9) Close the scissor arms of the instrument which will reform the staple such that it can be lifted out.
Note, the reforming bends the staple into an 'M' so the penetrating arms of the staple are now straightened and slide easily out.
NOTE: when finished suturing ensure that any removed staples are collected into one of your trays and transported to the sharps containers for safe disposal.

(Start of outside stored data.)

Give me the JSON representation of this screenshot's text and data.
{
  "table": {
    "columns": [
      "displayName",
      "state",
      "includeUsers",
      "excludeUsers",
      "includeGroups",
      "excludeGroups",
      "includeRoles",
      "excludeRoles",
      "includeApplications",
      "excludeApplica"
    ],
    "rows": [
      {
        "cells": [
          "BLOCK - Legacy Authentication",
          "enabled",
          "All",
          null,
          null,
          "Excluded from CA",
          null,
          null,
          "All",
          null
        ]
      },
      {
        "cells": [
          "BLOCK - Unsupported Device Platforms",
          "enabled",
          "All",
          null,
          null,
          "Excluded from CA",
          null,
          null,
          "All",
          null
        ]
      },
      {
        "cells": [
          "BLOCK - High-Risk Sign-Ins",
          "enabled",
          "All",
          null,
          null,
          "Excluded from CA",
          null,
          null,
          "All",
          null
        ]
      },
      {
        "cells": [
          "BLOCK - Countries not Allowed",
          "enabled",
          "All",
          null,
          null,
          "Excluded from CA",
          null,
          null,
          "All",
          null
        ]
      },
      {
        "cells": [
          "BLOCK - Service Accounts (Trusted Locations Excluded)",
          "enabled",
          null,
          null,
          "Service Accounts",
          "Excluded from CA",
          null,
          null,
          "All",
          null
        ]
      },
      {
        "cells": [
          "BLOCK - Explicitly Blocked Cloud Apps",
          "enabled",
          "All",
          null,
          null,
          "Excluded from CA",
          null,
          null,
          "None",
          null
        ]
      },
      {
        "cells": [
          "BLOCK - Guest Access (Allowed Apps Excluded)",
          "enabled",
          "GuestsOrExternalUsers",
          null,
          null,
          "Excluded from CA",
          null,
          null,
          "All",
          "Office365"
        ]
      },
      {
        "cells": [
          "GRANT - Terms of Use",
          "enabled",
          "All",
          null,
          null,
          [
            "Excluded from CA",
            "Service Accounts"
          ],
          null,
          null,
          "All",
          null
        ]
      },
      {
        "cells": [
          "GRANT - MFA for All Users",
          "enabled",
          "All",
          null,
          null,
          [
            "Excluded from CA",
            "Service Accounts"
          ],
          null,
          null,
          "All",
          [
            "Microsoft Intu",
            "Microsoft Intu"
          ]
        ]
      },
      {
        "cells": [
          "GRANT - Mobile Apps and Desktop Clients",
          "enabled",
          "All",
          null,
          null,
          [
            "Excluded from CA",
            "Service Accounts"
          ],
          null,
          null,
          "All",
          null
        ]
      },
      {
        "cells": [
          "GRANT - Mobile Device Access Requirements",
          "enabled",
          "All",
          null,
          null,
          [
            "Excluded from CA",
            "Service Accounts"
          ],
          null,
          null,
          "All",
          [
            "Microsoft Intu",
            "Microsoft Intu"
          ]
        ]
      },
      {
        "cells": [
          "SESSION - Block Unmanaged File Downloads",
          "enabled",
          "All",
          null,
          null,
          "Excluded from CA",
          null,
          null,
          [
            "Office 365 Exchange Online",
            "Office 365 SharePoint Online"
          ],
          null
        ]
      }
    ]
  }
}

Return the staple remover and stapler (if any remain inside it) to the supply table.
Outcome:
The staples are neatly performed and the bleeding is controlled in this patient. You apply light antibiotic ointments to the laceration area and left open to the air (scalp stapling is typically left open, while staples to torso/limbs are covered with sterile dressing). After 7-10 days for skin healing, the patient returns to their regular physician to have the staples removed.